Who plans on having a house fire? No one does! Preparation and planning are the methods to increase the chances of a successful outcome. This applies to many other disasters too. July 15th has been designated as National Pet Fire Safety Day to help us review and prepare for these unpredictable events. We hope you never have to face this event, but we want you to be prepared in case it does.
Did you know that many fires are actually caused by our pets? Every year, numerous pets die in house fires, and over 1000 fires are started by our dogs and cats. Open flames left unattended are the most common cause. The candle that you love to smell, if left unattended, may be turned over by the cat or dog accidentally. Other fires are started by dogs jumping up on the stove, turning knobs leading to a fire. Electrical cords may be responsible if the dog or cat chews on them.
When I was in fourth grade, a new kitten chewed into the electrical lamp cord. The fire was quickly contained because my father was present. While the kitten suffered major burns to the mouth, it did survive but was never able to eat or drink properly. Pet proofing the home and discouraging these behaviors are vital safety measures.
An emergency escape plan is important. Create a plan as a family and practice it regularly. Assign a task to someone retrieve the pet. You should also know where the pet likes to hide when stressed. Have an emergency supply kit to retrieve quickly with leash and collar. For cats which have a carrier, retrieval is important. Have a meeting place designated outside as well.

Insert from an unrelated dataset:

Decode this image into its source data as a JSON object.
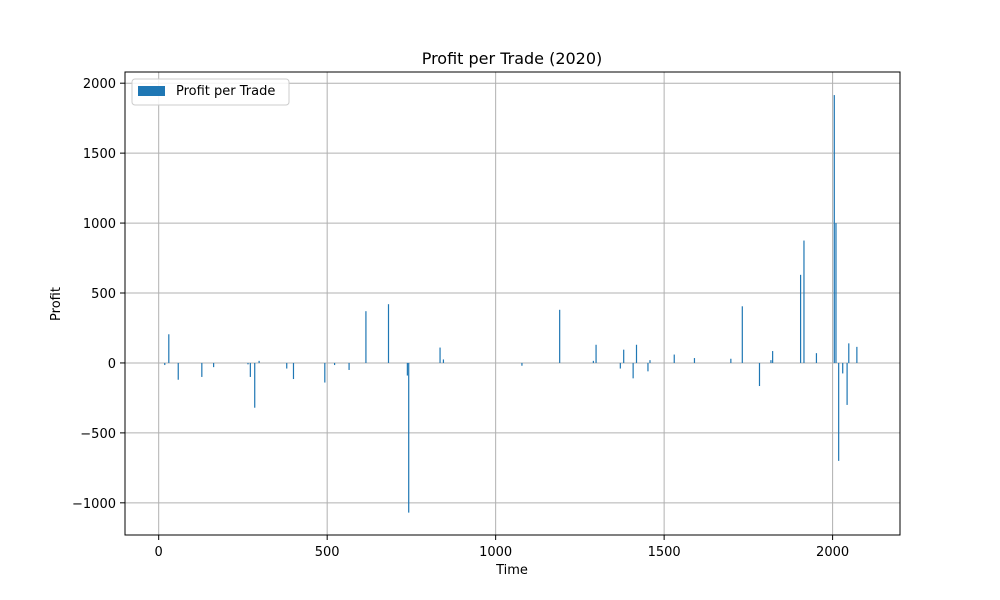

Immediately place dogs on leash and collar or small dogs in carriers and cats into carriers. When you are safely out of the fire and smoke, the blaze of fire, fear, and excitement may cause the pet to become stressed and try to escape.
Once you have an emergency plan and escape route established, practice the plan. While by nature we tend to resist role playing and practicing plans, there is a good reason. If you practice before the time of excitement, stress, and fear caused by the fire, we are able to respond calmly and carry out the plan.
Important side note: Teach your small dogs and cats to see the carrier as a safe place. Feeding the pet in the carrier regularly will encourage the pet to be ready to go in the carrier. If the only time the pet is placed in the carrier is to go the veterinarian, they are not excited to go into the carrier.
As important as our pets are to us, if the pet cannot be easily located, do not linger in the house. You do not want to endanger your life, leaving both you and your pet requiring rescue. Once safely outside, call your pet. Often they will respond by coming outside. Let first responders on the scene know of any pets in the house.
Place fire decals in a front window or door to identify type and number of pets in the house. Be sure to keep this updated! You do not want to endanger a first responder looking for a pet which you no longer have.
Be sure all your pets have microchips in case the animal escapes. Also keep the information of address current with the microchip company. The incorrect information can be as bad as no identification.
Preparing for the worst can make all the difference if the unthinkable happens!